One of the suspects is in his 50s and from Devon while the others are in their early 20s and are from Manchester. They were detained by officers of the new National Crime Agency (NCA) shortly after the FBI arrested Ross Ulbricht - the suspected creator of Silk Road.

The NCA has warned that other people in the UK suspected of being "significant users" of Silk Road will be arrested over the coming weeks.

Keith Bristow, director general at the NCA, said: "These arrests send a clear message to criminals; the hidden Internet isn't hidden and your anonymous activity isn't anonymous. We know where you are, what you are doing and we will catch you."

He went on to say criminals can't completely erase their digital footprints, no matter how technology-savvy they are.

"They will always make mistakes and this brings law enforcement closer to them. These latest arrests are just the start; there are many more to come," Bristow added.

Andy Archibald, head of the NCA's National Cyber Crime Unit, said the NCA is committed to tackling the 'dark' or 'deep' web and those who exploit it. He added:

"These criminal areas of the Internet aren't just selling drugs; it's where fraud takes place, where the trafficking of people and goods is discussed, where child abuse images are exchanged and firearms are traded.

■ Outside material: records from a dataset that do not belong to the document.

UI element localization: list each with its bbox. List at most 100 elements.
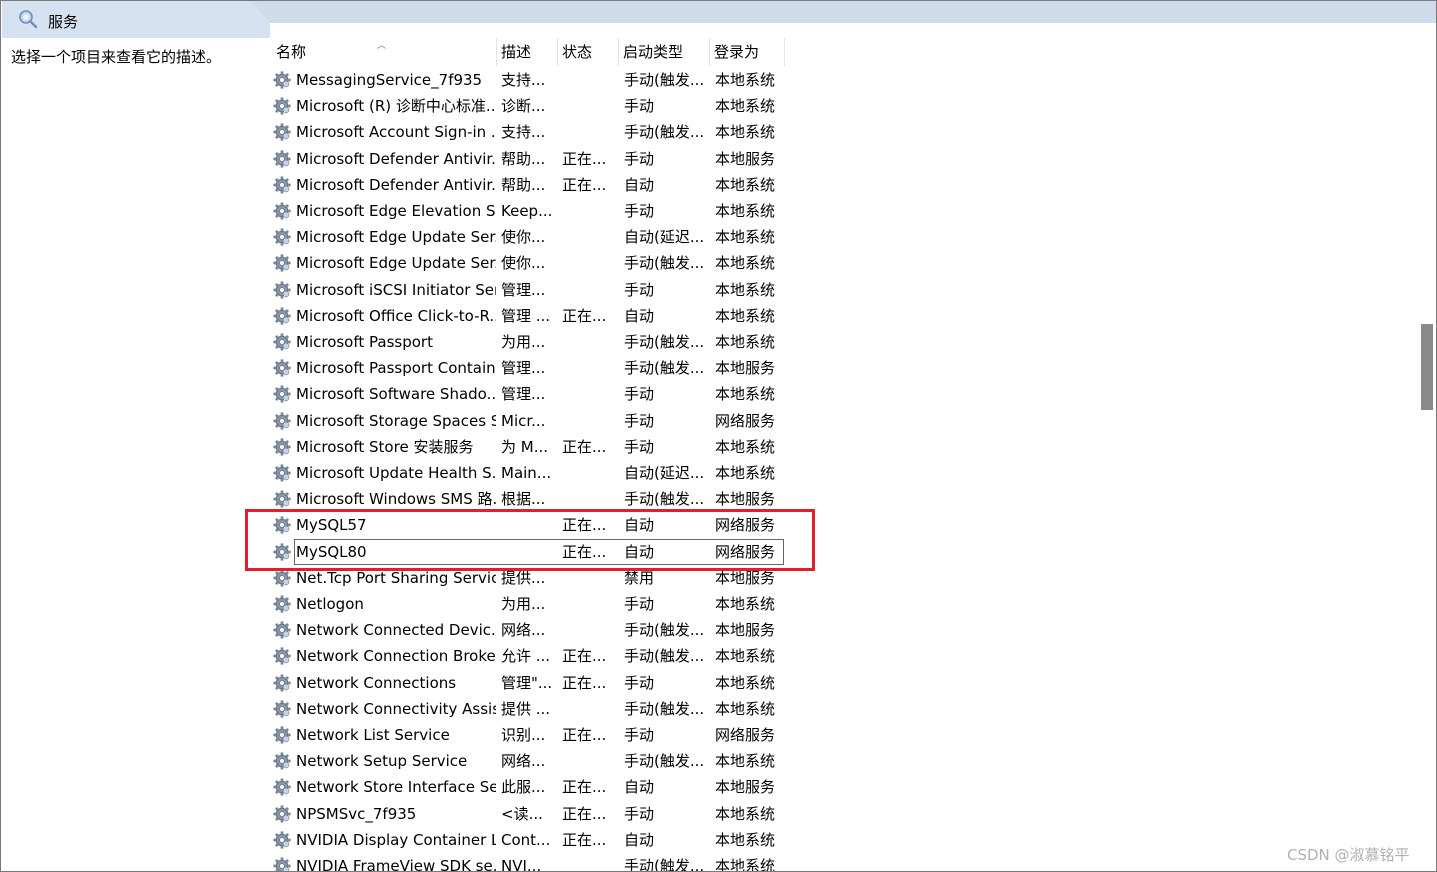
service-status: 正在... bbox=[562, 306, 607, 325]
service-row[interactable]: Microsoft Software Shado... 管理... 手动 本地系统 bbox=[267, 381, 787, 407]
service-description: 帮助... bbox=[501, 175, 546, 194]
services-list[interactable]: 名称 ︿ 描述 状态 启动类型 登录为 MessagingService_7f9… bbox=[267, 38, 1418, 872]
service-name: MessagingService_7f935 bbox=[296, 71, 483, 89]
service-startup-type: 自动 bbox=[624, 306, 655, 325]
service-name: NVIDIA Display Container LS bbox=[296, 830, 496, 849]
service-description: 管理... bbox=[501, 385, 546, 404]
service-row[interactable]: Microsoft Passport Container 管理... 手动(触发..… bbox=[267, 355, 787, 381]
column-header-startup-type[interactable]: 启动类型 bbox=[619, 38, 710, 66]
service-gear-icon bbox=[273, 595, 291, 613]
service-gear-icon bbox=[273, 569, 291, 587]
service-gear-icon bbox=[273, 464, 291, 482]
service-description: Main... bbox=[501, 464, 552, 482]
service-log-on-as: 本地服务 bbox=[715, 621, 776, 640]
service-name: Microsoft Edge Elevation S... bbox=[296, 202, 496, 220]
service-description: 为用... bbox=[501, 333, 546, 351]
column-header-description[interactable]: 描述 bbox=[497, 38, 558, 66]
service-gear-icon bbox=[273, 333, 291, 351]
service-gear-icon bbox=[273, 805, 291, 823]
service-row[interactable]: Microsoft Edge Elevation S... Keep... 手动 本地… bbox=[267, 198, 787, 224]
service-row[interactable]: Network Connections 管理"... 正在... 手动 本地系统 bbox=[267, 670, 787, 696]
service-row[interactable]: MessagingService_7f935 支持... 手动(触发... 本地系统 bbox=[267, 67, 787, 93]
service-startup-type: 手动(触发... bbox=[624, 71, 705, 89]
column-header-status[interactable]: 状态 bbox=[558, 38, 619, 66]
service-name: Microsoft Office Click-to-R... bbox=[296, 306, 496, 325]
services-window: 服务 选择一个项目来查看它的描述。 名称 ︿ 描述 状态 启动类型 登录为 Me… bbox=[0, 0, 1437, 872]
service-log-on-as: 本地系统 bbox=[715, 202, 776, 220]
service-log-on-as: 本地服务 bbox=[715, 149, 776, 168]
service-status: 正在... bbox=[562, 726, 607, 744]
service-description: 管理... bbox=[501, 359, 546, 378]
service-row[interactable]: Microsoft iSCSI Initiator Ser... 管理... 手动 本… bbox=[267, 277, 787, 303]
service-startup-type: 手动 bbox=[624, 437, 655, 456]
service-log-on-as: 本地系统 bbox=[715, 228, 776, 247]
service-startup-type: 自动 bbox=[624, 778, 655, 797]
service-row[interactable]: Microsoft Storage Spaces S... Micr... 手动 网络… bbox=[267, 408, 787, 434]
service-row[interactable]: Microsoft Store 安装服务 为 M... 正在... 手动 本地系统 bbox=[267, 434, 787, 460]
title-tab bbox=[2, 1, 270, 38]
service-row[interactable]: Microsoft Account Sign-in ... 支持... 手动(触发.… bbox=[267, 119, 787, 145]
service-row[interactable]: Network List Service 识别... 正在... 手动 网络服务 bbox=[267, 722, 787, 748]
service-gear-icon bbox=[273, 71, 291, 89]
service-row[interactable]: Network Connection Broker 允许 ... 正在... 手动(触… bbox=[267, 643, 787, 669]
service-startup-type: 手动(触发... bbox=[624, 699, 705, 718]
service-log-on-as: 网络服务 bbox=[715, 411, 776, 430]
service-row[interactable]: Microsoft (R) 诊断中心标准... 诊断... 手动 本地系统 bbox=[267, 93, 787, 119]
service-log-on-as: 本地系统 bbox=[715, 97, 776, 116]
service-gear-icon bbox=[273, 176, 291, 194]
service-log-on-as: 本地系统 bbox=[715, 123, 776, 142]
service-name: Microsoft Account Sign-in ... bbox=[296, 123, 496, 142]
service-log-on-as: 本地系统 bbox=[715, 857, 776, 872]
service-gear-icon bbox=[273, 752, 291, 770]
column-header-log-on-as[interactable]: 登录为 bbox=[710, 38, 785, 66]
service-row[interactable]: Microsoft Edge Update Ser... 使你... 自动(延迟..… bbox=[267, 224, 787, 250]
service-row[interactable]: Network Store Interface Se... 此服... 正在... 自… bbox=[267, 774, 787, 800]
service-row[interactable]: Microsoft Office Click-to-R... 管理 ... 正在..… bbox=[267, 303, 787, 329]
service-row[interactable]: Network Connected Devic... 网络... 手动(触发... 本… bbox=[267, 617, 787, 643]
service-name: Network Connections bbox=[296, 673, 457, 692]
service-gear-icon bbox=[273, 150, 291, 168]
service-startup-type: 手动(触发... bbox=[624, 254, 705, 273]
scrollbar-thumb[interactable] bbox=[1421, 324, 1433, 410]
service-status: 正在... bbox=[562, 830, 607, 849]
service-log-on-as: 本地系统 bbox=[715, 306, 776, 325]
service-gear-icon bbox=[273, 281, 291, 299]
service-gear-icon bbox=[273, 490, 291, 508]
column-divider[interactable] bbox=[784, 38, 785, 66]
service-startup-type: 手动(触发... bbox=[624, 857, 705, 872]
service-startup-type: 自动(延迟... bbox=[624, 464, 705, 482]
service-log-on-as: 本地系统 bbox=[715, 254, 776, 273]
service-startup-type: 手动 bbox=[624, 595, 655, 613]
service-row[interactable]: Netlogon 为用... 手动 本地系统 bbox=[267, 591, 787, 617]
service-name: Microsoft Edge Update Ser... bbox=[296, 228, 496, 247]
vertical-scrollbar[interactable] bbox=[1418, 38, 1436, 871]
service-name: Network Connection Broker bbox=[296, 647, 496, 666]
service-description: 此服... bbox=[501, 778, 546, 797]
service-description: 管理... bbox=[501, 280, 546, 299]
service-row[interactable]: Microsoft Passport 为用... 手动(触发... 本地系统 bbox=[267, 329, 787, 355]
service-row[interactable]: NPSMSvc_7f935 <读... 正在... 手动 本地系统 bbox=[267, 801, 787, 827]
service-startup-type: 手动 bbox=[624, 673, 655, 692]
service-description: 识别... bbox=[501, 726, 546, 744]
service-name: Network Connectivity Assis... bbox=[296, 699, 496, 718]
service-row[interactable]: Microsoft Update Health S... Main... 自动(延迟… bbox=[267, 460, 787, 486]
service-row[interactable]: Microsoft Defender Antivir... 帮助... 正在... 自… bbox=[267, 172, 787, 198]
service-row[interactable]: Network Connectivity Assis... 提供 ... 手动(触发… bbox=[267, 696, 787, 722]
service-row[interactable]: Microsoft Defender Antivir... 帮助... 正在... 手… bbox=[267, 146, 787, 172]
service-name: Network Connected Devic... bbox=[296, 621, 496, 640]
service-description: 允许 ... bbox=[501, 647, 551, 666]
service-status: 正在... bbox=[562, 149, 607, 168]
service-row[interactable]: Network Setup Service 网络... 手动(触发... 本地系统 bbox=[267, 748, 787, 774]
service-description: 诊断... bbox=[501, 97, 546, 116]
service-log-on-as: 本地系统 bbox=[715, 699, 776, 718]
service-gear-icon bbox=[273, 123, 291, 141]
service-row[interactable]: NVIDIA Display Container LS Cont... 正在... 自… bbox=[267, 827, 787, 853]
service-gear-icon bbox=[273, 831, 291, 849]
service-name: Network Setup Service bbox=[296, 752, 468, 771]
service-row[interactable]: Microsoft Edge Update Ser... 使你... 手动(触发..… bbox=[267, 250, 787, 276]
service-log-on-as: 本地系统 bbox=[715, 333, 776, 351]
service-status: 正在... bbox=[562, 673, 607, 692]
service-row[interactable]: NVIDIA FrameView SDK se... NVI... 手动(触发...… bbox=[267, 853, 787, 872]
service-name: Microsoft (R) 诊断中心标准... bbox=[296, 97, 496, 116]
service-name: Network Store Interface Se... bbox=[296, 778, 496, 797]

Stopping this element of serious and organised crime will go a long way to protecting the public."

It is not clear how much data the NCA possesses – for example whether it can see exactly which products each of the suspects purchased from the site.

While illegal drugs are reported to have made up 70% of the items sold on Silk Road, some other seemingly innocent items have also been up for sale on the site, including digital goods, jewellery and home and garden supplies. However, it seems unlikely the NCA will accept any claims from the suspects that their frequent visits to the site were merely to buy these innocuous goods.